The rule does not define “good cause.” The only legislative history defining good cause is when a defendant evades service. 1982 U.S.Code Cong. & Ad.News 4434, 4446 n. 25. Although there has also been little guidance from the courts as to the meaning of good cause, the Ninth Circuit recently found that a plaintiff’s desire to amend his complaint before effecting service did not constitute good cause. Wei v. Hawaii, 763 F.2d 370, 372 (9th Cir.1985). This Court has ruled that dismissal under Fed.R.Civ.P. 4(j) is appropriate in those cases in which non-service was the result of mere inadvertance or heedless non-service. Arroyo v. Wheat, 102 F.R.D. 516, 518 (D.Nev.1984).
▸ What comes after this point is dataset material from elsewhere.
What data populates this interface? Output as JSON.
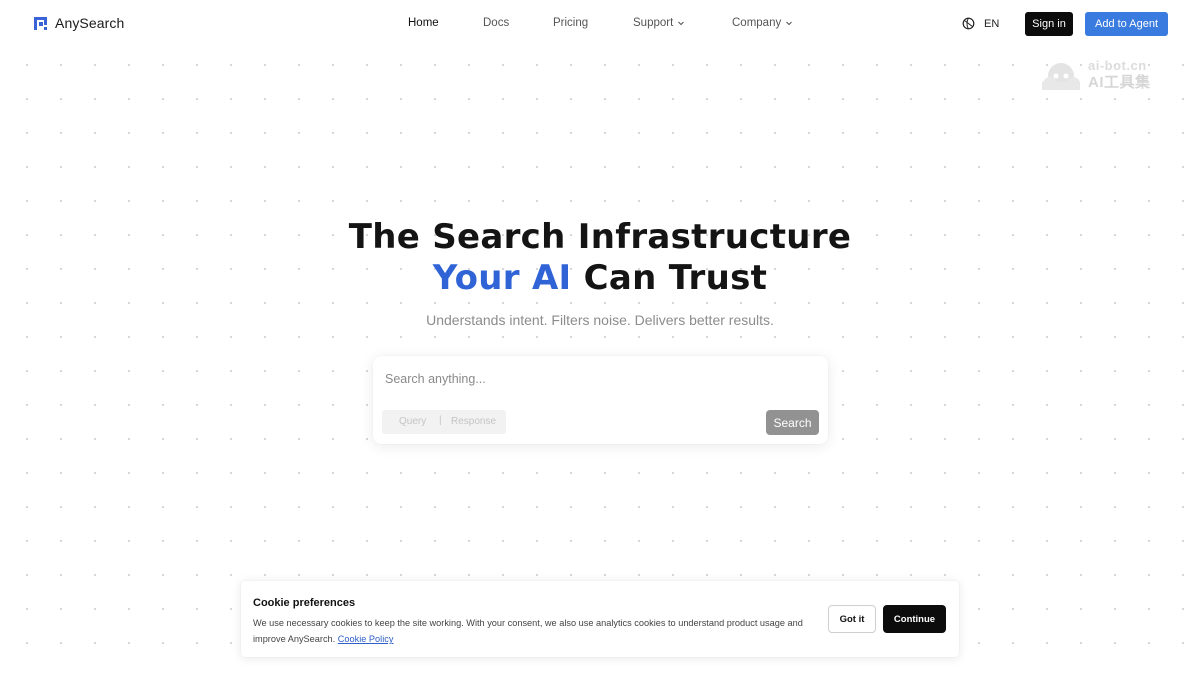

In this case, plaintiff did not make any attempt to serve the defendants.1 Plaintiff *396supports this non-service with the argument that the sole purpose for filing suit in this Court was to preserve any cause of action under ERISA while the Nevada Supreme Court considers his state appeal. Plaintiff does not want to proceed with this case because he would prefer to proceed in state court under his state law claims and feels confident that the Nevada Supreme Court will reverse the summary judgment decision. Plaintiffs non-service is “mere inadvertence” and, therefore, does not constitute good cause.2

IT IS, THEREFORE, HEREBY ORDERED that the complaint is dismissed without prejudice as to all named defendants because plaintiff failed to effect service within 120 days after the filing of his complaint.

. Prior to the points and authorities now before this Court, plaintiff never sought extensions of *396time from this Court to serve outside the 120-day time period.

. Plaintiff would have been well-advised to have either filed a Fed.R.Civ.P. 6(b) motion prior to the 120 days or served defendants and then moved this Court for a stay of further proceedings.